Under the applicable data protection law, you have various rights with respect to our processing of your personal data: 

Right to Access 

You have the right to request a copy of the personal data that we hold about you by contacting us at the email or postal address given below. Please include with your request information that will enable us to verify your identity. We will respond within 1 month of request. Please note that there are exceptions to this right. We may be unable to make all data available to you if, for example, making the data available to you would reveal personal data about another person, if we are legally prevented from disclosing such data, if there is no basis for your request, or if your request is excessive. 

Right to rectification 

We aim to keep your personal data accurate, current and complete. We encourage you to contact us using the contact details provided below to let us know if any of your personal data is not accurate or changes, so that we can keep your personal data up-to-date. 

Right to erasure 

You have the right to request the deletion of your personal data where, for example, the personal data is no longer necessary for the purposes for which it was collected, where you withdraw your consent to processing, where there is no overriding legitimate interest for us to continue to process your personal data, or your personal data has been unlawfully processed.
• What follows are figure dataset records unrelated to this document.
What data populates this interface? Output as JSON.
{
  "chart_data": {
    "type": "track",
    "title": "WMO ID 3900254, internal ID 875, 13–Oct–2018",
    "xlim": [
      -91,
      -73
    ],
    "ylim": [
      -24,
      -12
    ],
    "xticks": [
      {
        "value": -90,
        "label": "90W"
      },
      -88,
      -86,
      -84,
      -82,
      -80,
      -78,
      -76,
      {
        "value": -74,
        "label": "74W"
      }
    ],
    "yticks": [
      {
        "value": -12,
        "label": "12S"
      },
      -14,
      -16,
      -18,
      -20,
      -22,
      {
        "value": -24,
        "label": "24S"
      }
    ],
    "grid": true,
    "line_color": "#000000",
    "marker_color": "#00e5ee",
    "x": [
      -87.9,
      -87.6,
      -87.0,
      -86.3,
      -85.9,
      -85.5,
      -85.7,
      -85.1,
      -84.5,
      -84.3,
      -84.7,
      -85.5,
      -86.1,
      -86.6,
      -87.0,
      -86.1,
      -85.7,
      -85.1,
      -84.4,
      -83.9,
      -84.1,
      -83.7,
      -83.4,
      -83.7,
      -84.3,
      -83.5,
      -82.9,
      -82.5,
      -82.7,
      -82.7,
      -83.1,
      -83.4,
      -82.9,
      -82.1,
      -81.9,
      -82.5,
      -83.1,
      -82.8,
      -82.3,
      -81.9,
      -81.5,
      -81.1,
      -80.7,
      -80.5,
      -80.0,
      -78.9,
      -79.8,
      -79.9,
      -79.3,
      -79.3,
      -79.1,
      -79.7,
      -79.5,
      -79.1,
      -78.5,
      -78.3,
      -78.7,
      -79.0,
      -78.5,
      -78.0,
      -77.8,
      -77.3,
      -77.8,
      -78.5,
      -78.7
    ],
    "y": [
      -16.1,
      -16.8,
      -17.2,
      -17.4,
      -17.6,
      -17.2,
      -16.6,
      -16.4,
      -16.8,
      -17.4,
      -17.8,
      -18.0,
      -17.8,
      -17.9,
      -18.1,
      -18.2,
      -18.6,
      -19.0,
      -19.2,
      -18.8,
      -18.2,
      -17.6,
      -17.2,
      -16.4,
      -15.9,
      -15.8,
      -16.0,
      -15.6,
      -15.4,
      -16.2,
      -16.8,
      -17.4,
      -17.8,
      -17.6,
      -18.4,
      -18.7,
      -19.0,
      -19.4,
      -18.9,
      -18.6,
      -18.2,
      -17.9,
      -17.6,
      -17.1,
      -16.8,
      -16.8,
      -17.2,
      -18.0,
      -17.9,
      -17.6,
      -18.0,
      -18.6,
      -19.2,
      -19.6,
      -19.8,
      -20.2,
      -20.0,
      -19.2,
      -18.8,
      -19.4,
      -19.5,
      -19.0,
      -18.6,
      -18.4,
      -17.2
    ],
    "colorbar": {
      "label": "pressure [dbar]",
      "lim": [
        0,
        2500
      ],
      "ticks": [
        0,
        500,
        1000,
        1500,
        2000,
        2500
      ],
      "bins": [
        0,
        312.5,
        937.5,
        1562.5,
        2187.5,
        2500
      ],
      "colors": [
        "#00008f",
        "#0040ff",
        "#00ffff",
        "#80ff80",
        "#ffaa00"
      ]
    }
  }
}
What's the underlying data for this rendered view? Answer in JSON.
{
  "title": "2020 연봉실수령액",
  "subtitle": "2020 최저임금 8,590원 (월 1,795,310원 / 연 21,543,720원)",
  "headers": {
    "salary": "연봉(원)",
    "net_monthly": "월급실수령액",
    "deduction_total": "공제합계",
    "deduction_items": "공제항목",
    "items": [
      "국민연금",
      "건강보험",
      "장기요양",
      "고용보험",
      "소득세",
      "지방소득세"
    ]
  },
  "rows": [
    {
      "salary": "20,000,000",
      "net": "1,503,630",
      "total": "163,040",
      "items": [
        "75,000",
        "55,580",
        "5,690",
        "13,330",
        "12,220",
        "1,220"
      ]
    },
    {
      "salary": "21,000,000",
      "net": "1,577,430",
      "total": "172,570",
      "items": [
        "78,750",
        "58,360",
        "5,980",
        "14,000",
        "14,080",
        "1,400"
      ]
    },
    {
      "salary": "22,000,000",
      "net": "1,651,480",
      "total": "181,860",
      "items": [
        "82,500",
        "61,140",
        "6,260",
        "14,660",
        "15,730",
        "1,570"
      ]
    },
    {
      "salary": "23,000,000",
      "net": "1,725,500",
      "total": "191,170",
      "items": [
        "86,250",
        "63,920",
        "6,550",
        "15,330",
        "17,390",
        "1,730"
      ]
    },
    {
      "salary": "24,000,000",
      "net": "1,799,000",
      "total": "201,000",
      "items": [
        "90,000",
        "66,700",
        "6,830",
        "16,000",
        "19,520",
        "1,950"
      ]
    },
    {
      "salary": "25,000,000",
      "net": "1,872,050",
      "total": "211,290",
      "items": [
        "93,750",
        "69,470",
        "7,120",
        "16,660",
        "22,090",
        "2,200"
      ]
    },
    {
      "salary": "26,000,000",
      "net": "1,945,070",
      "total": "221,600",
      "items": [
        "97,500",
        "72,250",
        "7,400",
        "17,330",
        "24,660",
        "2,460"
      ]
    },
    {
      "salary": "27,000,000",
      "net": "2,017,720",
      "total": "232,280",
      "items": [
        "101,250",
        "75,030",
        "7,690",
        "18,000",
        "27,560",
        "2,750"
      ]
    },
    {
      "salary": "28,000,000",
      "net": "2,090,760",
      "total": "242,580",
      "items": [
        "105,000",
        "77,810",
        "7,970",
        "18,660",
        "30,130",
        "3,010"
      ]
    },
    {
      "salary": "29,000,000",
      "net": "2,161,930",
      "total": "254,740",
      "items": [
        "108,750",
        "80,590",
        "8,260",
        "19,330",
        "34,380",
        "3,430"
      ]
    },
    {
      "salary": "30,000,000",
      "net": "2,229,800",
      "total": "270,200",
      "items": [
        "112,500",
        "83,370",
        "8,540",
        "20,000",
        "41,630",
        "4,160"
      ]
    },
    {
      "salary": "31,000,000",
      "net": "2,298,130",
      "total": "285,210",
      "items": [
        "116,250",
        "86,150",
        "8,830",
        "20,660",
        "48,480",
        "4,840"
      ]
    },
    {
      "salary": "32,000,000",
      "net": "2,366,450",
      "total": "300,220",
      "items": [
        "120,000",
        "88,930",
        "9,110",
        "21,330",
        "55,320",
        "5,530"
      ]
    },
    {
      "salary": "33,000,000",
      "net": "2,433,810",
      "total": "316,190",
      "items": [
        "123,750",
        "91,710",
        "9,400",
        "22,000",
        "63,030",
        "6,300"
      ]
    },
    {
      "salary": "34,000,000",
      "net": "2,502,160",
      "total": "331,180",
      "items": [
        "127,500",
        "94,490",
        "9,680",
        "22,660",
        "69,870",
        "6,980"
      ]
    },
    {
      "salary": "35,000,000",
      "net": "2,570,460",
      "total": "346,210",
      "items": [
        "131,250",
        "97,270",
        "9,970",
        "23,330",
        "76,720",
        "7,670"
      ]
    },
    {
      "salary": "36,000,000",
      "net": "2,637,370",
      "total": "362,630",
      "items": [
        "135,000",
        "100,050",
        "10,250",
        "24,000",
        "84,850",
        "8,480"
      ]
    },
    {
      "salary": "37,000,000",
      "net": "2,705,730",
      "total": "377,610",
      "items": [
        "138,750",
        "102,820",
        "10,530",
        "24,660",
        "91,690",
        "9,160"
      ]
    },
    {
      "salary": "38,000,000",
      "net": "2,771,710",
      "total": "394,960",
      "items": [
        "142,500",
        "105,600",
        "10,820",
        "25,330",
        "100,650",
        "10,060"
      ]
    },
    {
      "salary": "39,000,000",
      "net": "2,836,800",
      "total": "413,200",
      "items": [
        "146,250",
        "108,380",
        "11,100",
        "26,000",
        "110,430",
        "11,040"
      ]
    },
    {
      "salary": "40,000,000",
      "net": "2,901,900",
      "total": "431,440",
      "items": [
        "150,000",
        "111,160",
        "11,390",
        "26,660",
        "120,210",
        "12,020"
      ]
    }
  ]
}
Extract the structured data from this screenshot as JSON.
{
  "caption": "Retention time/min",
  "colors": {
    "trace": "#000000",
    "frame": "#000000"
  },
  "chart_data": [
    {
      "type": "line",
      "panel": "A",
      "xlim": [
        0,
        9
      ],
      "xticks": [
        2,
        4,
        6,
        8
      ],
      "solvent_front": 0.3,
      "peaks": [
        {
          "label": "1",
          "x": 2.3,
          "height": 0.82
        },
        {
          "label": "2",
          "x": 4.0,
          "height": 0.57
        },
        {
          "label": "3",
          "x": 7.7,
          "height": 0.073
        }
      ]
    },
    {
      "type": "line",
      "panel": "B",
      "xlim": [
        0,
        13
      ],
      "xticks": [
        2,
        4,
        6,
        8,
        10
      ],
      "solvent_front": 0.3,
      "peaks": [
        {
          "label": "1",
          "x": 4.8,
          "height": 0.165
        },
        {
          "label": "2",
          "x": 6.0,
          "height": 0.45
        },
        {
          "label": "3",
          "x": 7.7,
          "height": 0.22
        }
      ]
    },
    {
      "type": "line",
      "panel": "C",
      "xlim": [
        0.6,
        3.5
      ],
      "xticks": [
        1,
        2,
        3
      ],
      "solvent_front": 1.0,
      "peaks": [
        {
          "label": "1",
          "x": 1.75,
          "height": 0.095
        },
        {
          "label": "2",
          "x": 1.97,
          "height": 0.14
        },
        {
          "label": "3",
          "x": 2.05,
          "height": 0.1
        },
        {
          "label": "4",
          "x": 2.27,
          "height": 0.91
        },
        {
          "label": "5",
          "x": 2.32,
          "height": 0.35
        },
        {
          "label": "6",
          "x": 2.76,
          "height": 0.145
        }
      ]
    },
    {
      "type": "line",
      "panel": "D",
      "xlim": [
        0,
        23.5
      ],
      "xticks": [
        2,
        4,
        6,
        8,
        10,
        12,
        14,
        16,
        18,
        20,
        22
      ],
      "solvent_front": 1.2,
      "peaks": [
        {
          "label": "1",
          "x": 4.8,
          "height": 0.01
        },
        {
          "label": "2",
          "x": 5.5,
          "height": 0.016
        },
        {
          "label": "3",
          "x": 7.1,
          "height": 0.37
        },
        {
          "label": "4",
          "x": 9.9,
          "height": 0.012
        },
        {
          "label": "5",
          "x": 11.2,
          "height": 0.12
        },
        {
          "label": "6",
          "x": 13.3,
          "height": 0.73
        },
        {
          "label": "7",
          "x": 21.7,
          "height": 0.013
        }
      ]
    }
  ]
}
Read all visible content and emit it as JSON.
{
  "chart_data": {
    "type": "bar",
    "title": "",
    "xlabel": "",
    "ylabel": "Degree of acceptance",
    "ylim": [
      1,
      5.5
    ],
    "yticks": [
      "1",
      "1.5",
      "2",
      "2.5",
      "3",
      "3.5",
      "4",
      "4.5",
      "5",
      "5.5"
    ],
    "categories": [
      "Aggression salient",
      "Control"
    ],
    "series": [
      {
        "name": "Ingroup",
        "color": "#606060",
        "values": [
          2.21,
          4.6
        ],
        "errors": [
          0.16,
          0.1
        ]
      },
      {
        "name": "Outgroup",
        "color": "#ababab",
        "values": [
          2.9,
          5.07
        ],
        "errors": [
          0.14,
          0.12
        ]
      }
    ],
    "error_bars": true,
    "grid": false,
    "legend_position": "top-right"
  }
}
If you would like to request that your personal data be erased, please contact us using the contact details provided below. 

Right to object 

In certain circumstances, you have the right to object to the processing of your personal data where, for example, your personal data is being processed on the basis of legitimate interests and there is no overriding legitimate interest for us to continue to process your personal data, or if your data is being processed for direct marketing purposes. If you would like to object to the processing of your personal data, please contact us using the contact details provided below. 

Right to restrict processing 

In certain circumstances, you have the right to request that we restrict the further processing of your personal data. This right arises where, for example, you have queried the accuracy of the personal data we hold about you and we are verifying the personal data, you have objected to processing based on legitimate interests and we are considering whether there are any overriding legitimate interests, or the processing is unlawful and you elect that processing is restricted rather than deleted. If you would like to make such request, please contact us using the contact details provided below. 

Right to data portability 

In certain circumstances, you have the right to request that some of your personal data is provided to you, or to another ‘controller’, in a commonly used, machine-readable format. This right arises where you have provided your personal data to us, the processing is based on consent or the performance of a contract, and processing is carried out by automated means. If you would like to make such request, please contact us using the contact details provided below. 

Please note that applicable data protection laws sets out exceptions to these rights. If we are unable to comply with your request due to an exception we will explain this to you in our response. 

Contact 

If you have any queries about this Notice, the way in which City & Guilds processes personal data via our Website, or about exercising any of your rights, you can send an email to dp@cityandguilds.com or write to Data Protection, City & Guilds, Giltspur House, 5-6 Giltspur Street, London, EC1A 9DE. 

Complaints 

If you believe that your data protection rights may have been breached, and we have been unable to resolve your concern, you may lodge a complaint with the applicable supervisory authority or seek a remedy through the courts. Please visit the UK Information Commissioner’s Office website for more information on how to report a concern. 

Changes to our Notice 

Any changes we may make to our Notice in the future will be posted on this Website and, where appropriate, notified to you by email. Please check back frequently to see any updates or changes to our Notice.